Seven percent of those who received a positive test ignored it and went to work, though the vast majority reported quarantining at home for two to seven days. Researchers also saw that 3 percent of those who tested positive for COVID-19, 10 percent who tested negative, and 13 percent who weren’t tested went to work without masks. Those who had been tested, both positive and negative, said they came into close contact with a median of one and four people respectively within three days.
“Given the evidence that mask wearing and social distancing is effective in slowing or preventing the spread of COVID-19, there was room to do better at the time in some parts of the country,” said William Allen, a junior fellow in the Harvard Society of Fellows and one of the paper’s lead authors. These numbers are likely not representative of the situation now, he said.

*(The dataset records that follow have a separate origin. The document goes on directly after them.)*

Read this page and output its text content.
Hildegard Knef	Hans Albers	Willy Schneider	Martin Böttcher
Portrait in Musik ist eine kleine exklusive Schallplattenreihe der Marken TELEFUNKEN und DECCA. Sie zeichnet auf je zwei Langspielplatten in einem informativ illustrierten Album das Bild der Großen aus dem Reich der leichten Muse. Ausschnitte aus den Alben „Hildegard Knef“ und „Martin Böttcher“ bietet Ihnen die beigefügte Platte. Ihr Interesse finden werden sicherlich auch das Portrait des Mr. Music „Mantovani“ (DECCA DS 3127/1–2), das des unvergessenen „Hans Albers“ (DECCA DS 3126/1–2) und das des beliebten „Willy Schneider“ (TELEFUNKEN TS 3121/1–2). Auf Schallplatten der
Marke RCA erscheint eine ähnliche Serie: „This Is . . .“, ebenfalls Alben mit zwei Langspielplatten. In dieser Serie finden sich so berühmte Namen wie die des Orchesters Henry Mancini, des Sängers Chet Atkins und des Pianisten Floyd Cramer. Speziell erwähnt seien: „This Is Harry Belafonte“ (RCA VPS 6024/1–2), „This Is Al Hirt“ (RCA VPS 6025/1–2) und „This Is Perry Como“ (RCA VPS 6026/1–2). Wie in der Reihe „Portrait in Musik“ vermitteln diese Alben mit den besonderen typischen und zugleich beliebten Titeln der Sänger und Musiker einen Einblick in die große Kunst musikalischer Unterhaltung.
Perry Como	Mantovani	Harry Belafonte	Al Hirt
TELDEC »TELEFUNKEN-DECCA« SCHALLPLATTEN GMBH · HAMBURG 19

Along with Allen, numerous postdoctoral fellows and graduate students at Harvard, MIT, and the Broad Institute worked on the study, including co-first authors Han Altae-Tran, James Briggs, Xin Jin, Glen McGee, and Andy Shi.
Other findings from the How We Feel data showed that household and community exposure were major factors in infection. People living with someone who was infected were at 19 times the risk of testing positive themselves, and those exposed to someone in the community with the virus were at almost four times the risk. People living in high-density neighborhoods had almost double the risk of testing positive.
Forty percent of respondents who reported losing smell, taste, or both and were tested for the virus received positive results. The finding adds to growing evidence that the symptom is the greatest predictor of a positive test and that it could be used to distinguish the virus from the common flu.
While the results were provocative, the team noted the limitations of their study. Volunteers were self-selected, predominantly women (80 percent), and thus didn’t represent the general population. Also, a disproportionate number were from either Connecticut or California. How We Feel has a partnership with Connecticut, and Pinterest is based in California.
Researchers are currently focused on analyzing data from over the summer, further validating the prediction models they created, and studying data from a new emotional well-being module in the app that looks at mental health.
“[How We Feel] has continued to grow since our initial analysis,” said Zhang, the paper’s other senior author, who, with Lin, supervised all aspects of the work. “We are looking forward to sharing this rich data set with others and continuing to mine it for important insights that can help stop the spread of COVID-19.”